Les juges d’instruction rendirent une ordonnance de non-lieu, longuement motivée que la chambre de l’instruction confirma.
Invoquant l’article 6 § 1 de la Convention, les requérantes se plaignent tout d’abord du refus de constater la nullité du rapport d’expertise complémentaire, en raison de leurs doutes sur la provenance et la traçabilité de l’échantillon utilisé dans ce cadre, de la méthodologie employée et des résultats contredits par des experts suisses. Elles critiquent ensuite le refus d’ordonner une contre-expertise et de faire droit à leurs autres demandes, compte tenu de l’existence de contradictions entre les résultats des mesures et des analyses effectués par les experts suisses et français.

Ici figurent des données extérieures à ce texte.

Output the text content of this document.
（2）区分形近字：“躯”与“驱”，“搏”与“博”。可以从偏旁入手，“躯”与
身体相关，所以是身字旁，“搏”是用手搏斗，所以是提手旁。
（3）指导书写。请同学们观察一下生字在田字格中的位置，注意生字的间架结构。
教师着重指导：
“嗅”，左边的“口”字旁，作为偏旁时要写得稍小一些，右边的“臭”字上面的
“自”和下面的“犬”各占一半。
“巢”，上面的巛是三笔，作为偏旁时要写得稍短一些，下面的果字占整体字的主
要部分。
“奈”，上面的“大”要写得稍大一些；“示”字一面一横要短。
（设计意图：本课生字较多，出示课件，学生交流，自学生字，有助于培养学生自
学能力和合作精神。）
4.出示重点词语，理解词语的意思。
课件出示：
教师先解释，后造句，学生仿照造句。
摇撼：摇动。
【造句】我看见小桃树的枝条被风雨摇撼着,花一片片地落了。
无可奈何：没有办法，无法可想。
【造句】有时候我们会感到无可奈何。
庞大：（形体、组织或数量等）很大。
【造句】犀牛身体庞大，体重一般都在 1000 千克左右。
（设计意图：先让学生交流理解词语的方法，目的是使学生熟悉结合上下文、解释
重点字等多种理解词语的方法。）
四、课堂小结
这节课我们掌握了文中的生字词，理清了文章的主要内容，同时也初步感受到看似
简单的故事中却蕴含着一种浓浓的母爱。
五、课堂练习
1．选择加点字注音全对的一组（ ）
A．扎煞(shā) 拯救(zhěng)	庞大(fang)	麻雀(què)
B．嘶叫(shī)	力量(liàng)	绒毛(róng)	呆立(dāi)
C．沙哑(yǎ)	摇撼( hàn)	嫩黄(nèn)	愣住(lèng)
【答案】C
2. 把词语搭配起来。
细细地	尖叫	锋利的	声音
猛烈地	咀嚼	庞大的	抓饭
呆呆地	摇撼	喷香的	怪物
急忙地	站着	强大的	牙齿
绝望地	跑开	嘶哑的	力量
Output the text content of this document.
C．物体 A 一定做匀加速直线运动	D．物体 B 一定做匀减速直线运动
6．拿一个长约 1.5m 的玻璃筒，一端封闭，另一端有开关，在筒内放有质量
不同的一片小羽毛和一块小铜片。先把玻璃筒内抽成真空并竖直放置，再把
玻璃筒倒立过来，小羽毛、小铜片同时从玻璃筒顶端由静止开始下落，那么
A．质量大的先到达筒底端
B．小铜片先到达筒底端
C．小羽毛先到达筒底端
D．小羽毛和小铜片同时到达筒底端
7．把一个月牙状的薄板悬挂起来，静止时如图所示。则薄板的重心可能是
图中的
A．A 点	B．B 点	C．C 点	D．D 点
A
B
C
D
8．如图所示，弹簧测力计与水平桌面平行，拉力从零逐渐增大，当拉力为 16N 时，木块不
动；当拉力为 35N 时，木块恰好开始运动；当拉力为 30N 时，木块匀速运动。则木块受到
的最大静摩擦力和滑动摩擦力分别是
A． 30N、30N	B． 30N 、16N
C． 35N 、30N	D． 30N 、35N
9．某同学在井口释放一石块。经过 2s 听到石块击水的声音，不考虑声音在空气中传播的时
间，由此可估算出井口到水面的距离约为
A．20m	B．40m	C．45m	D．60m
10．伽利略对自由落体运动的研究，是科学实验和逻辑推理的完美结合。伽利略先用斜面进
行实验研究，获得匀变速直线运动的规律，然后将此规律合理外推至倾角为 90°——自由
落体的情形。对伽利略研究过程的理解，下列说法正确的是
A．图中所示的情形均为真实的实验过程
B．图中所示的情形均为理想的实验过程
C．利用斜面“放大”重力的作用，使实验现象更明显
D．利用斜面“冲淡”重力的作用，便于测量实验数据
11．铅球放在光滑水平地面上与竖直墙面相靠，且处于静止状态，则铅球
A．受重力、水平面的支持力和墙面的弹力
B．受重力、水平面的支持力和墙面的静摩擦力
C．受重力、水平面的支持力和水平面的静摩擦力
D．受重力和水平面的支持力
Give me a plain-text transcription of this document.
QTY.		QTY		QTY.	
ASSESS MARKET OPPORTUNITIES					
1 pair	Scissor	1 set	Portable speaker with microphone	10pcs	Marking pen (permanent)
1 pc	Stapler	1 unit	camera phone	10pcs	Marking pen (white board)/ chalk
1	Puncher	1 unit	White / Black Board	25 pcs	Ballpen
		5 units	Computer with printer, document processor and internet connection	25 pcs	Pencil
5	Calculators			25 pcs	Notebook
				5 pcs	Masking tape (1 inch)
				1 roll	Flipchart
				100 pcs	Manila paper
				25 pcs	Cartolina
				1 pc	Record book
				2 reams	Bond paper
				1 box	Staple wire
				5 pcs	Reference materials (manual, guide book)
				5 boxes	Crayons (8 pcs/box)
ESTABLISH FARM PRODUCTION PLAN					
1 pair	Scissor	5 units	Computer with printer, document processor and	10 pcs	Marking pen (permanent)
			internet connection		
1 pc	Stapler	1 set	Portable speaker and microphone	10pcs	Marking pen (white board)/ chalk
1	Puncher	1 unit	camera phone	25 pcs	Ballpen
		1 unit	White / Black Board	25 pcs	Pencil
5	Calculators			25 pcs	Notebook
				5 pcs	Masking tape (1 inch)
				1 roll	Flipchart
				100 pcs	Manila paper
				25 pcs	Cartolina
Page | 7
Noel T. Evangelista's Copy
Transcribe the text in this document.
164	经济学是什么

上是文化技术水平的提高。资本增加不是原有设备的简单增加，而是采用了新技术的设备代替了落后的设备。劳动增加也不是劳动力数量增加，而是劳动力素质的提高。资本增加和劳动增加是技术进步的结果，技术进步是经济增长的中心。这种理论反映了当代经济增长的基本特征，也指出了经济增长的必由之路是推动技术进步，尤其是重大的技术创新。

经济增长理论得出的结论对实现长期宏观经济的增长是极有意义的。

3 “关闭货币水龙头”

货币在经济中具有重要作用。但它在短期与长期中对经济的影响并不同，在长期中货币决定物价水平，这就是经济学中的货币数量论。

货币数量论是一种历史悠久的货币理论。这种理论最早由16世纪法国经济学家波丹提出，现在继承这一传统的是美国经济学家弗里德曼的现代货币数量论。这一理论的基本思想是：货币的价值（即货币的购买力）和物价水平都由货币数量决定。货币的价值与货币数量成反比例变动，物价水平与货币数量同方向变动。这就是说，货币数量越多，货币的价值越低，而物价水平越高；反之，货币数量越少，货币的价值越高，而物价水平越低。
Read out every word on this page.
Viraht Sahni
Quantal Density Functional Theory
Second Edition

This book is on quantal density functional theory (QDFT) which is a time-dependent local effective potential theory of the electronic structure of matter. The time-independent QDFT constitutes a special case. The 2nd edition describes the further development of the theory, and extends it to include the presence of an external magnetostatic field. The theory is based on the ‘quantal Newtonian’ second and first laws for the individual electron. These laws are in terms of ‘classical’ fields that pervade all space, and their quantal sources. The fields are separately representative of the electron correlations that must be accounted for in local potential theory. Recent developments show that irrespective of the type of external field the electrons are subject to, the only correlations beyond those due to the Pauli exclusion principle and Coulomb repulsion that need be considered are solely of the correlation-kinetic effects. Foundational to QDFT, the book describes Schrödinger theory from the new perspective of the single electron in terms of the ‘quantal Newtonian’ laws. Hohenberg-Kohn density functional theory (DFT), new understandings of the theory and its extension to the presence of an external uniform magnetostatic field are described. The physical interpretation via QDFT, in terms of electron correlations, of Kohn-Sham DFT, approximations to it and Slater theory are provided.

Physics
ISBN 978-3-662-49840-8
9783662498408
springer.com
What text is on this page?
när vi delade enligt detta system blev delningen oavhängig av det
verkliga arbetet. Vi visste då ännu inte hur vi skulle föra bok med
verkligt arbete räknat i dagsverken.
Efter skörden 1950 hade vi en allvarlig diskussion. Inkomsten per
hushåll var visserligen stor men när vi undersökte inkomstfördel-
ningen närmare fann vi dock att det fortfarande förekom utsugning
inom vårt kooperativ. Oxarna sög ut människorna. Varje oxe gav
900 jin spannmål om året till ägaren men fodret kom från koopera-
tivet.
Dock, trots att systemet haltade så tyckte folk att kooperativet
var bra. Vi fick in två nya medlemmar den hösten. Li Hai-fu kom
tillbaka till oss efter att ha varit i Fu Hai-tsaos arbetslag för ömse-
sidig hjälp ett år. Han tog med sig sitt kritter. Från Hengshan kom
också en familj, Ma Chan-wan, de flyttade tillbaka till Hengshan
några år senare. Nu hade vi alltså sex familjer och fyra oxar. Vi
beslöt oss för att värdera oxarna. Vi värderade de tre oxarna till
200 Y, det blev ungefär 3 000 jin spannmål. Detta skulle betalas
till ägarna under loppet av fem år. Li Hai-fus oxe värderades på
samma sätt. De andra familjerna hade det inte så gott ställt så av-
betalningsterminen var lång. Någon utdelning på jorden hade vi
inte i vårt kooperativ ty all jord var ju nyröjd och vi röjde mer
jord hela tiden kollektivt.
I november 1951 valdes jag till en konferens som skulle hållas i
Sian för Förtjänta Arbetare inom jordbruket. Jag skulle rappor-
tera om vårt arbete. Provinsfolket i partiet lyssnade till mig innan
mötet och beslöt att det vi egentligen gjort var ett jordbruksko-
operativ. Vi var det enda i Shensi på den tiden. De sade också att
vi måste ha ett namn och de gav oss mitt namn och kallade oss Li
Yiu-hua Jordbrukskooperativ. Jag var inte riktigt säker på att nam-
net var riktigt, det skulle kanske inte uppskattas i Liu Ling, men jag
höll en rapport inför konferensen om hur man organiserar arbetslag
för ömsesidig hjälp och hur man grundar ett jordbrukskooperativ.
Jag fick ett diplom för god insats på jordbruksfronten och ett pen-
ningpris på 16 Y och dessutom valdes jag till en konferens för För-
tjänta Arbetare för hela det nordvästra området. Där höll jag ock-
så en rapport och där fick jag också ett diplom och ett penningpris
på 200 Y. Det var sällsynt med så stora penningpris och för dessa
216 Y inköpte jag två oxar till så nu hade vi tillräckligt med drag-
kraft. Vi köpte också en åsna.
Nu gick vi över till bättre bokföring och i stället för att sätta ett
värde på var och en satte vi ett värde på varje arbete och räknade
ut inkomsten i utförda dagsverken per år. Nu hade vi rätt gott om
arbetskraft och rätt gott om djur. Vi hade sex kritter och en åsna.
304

La Cour constate tout d’abord que le procureur de la République a ouvert une information judiciaire du chef d’assassinat moins d’un mois après le dépôt de et que trois juges d’instruction ont été désignés, ce qui manifeste l’attention portée à la plainte des requérantes par les autorités internes. La Cour note par ailleurs que de très nombreux actes ont été diligentés, sans discontinuer, que ce soit au niveau national ou international, qu’il s’agisse notamment des déplacements à Ramallah dès 2012, des opérations d’exhumation du corps et de prélèvements, ou encore des multiples expertises et auditions de témoins effectuées en France et à l’étranger.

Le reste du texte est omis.